Ein Fahrzeug in einer Lackierbox des Zulieferers Dürr.

Die EcoProBooth von Dürr vereint bis zu drei Lackiervorgänge in einer Box. (Bild: Dürr)

Dass Oberflächenbeschichtungen im Automobilbereich energetisch aufwendig sind, ist eine Binsenweisheit. Neben der klassischen Beschichtung metallischer Karosseriebauteile rückt mittlerweile die industrielle Fertigung von Kunststoffkomponenten, gerade mit Blick auf die Elektromobilität, in der Branche stark in den Fokus. Dass diese womöglich sogar zum wichtigsten Part innerhalb der gesamten Produktionskette zählt, zeigt sich beim Familienunternehmen Venjakob Maschinenbau.

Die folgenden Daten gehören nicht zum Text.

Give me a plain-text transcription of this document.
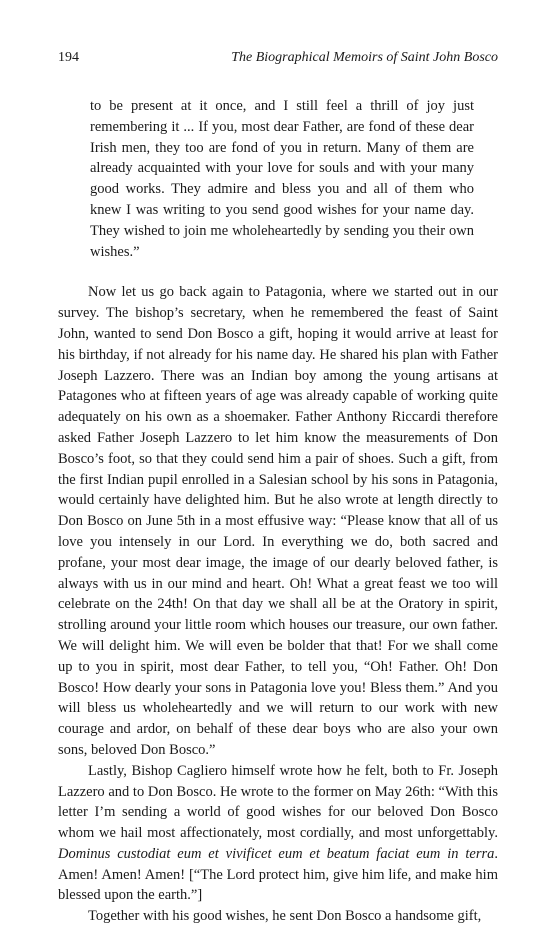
194	The Biographical Memoirs of Saint John Bosco

to be present at it once, and I still feel a thrill of joy just remembering it ... If you, most dear Father, are fond of these dear Irish men, they too are fond of you in return. Many of them are already acquainted with your love for souls and with your many good works. They admire and bless you and all of them who knew I was writing to you send good wishes for your name day. They wished to join me wholeheartedly by sending you their own wishes.”

Now let us go back again to Patagonia, where we started out in our survey. The bishop’s secretary, when he remembered the feast of Saint John, wanted to send Don Bosco a gift, hoping it would arrive at least for his birthday, if not already for his name day. He shared his plan with Father Joseph Lazzero. There was an Indian boy among the young artisans at Patagones who at fifteen years of age was already capable of working quite adequately on his own as a shoemaker. Father Anthony Riccardi therefore asked Father Joseph Lazzero to let him know the measurements of Don Bosco’s foot, so that they could send him a pair of shoes. Such a gift, from the first Indian pupil enrolled in a Salesian school by his sons in Patagonia, would certainly have delighted him. But he also wrote at length directly to Don Bosco on June 5th in a most effusive way: “Please know that all of us love you intensely in our Lord. In everything we do, both sacred and profane, your most dear image, the image of our dearly beloved father, is always with us in our mind and heart. Oh! What a great feast we too will celebrate on the 24th! On that day we shall all be at the Oratory in spirit, strolling around your little room which houses our treasure, our own father. We will delight him. We will even be bolder that that! For we shall come up to you in spirit, most dear Father, to tell you, “Oh! Father. Oh! Don Bosco! How dearly your sons in Patagonia love you! Bless them.” And you will bless us wholeheartedly and we will return to our work with new courage and ardor, on behalf of these dear boys who are also your own sons, beloved Don Bosco.”

Lastly, Bishop Cagliero himself wrote how he felt, both to Fr. Joseph Lazzero and to Don Bosco. He wrote to the former on May 26th: “With this letter I’m sending a world of good wishes for our beloved Don Bosco whom we hail most affectionately, most cordially, and most unforgettably. Dominus custodiat eum et vivificet eum et beatum faciat eum in terra. Amen! Amen! Amen! [“The Lord protect him, give him life, and make him blessed upon the earth.”]

Together with his good wishes, he sent Don Bosco a handsome gift,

Seit 1963 produziert das Unternehmen am Stammsitz in Rheda-Wiedenbrück Lackieranlagen und Lackierlinien. Bei dieser Thematik könne viel Geld ausgegeben, aber ebenso viel auch eingespart werden, hört man von den Oberflächenexperten. Teure Lacke, zeitaufwendige Maschinenreinigungen, das Einhalten von Umweltvorgaben sowie sich stets verändernde Trends bei Materialien und Lacken erfordern eine technische Ausstattung, die dem Anwender über Jahre hinweg die geforderte Flexibilität und damit auch entsprechende Investitionssicherheit bieten muss.

Eine modulare Beschichtungslinien von Venjakob.
Moderne Beschichtungslinien für Kunststoffkomponenten sind modular aufgebaut. (Bild: Venjakob)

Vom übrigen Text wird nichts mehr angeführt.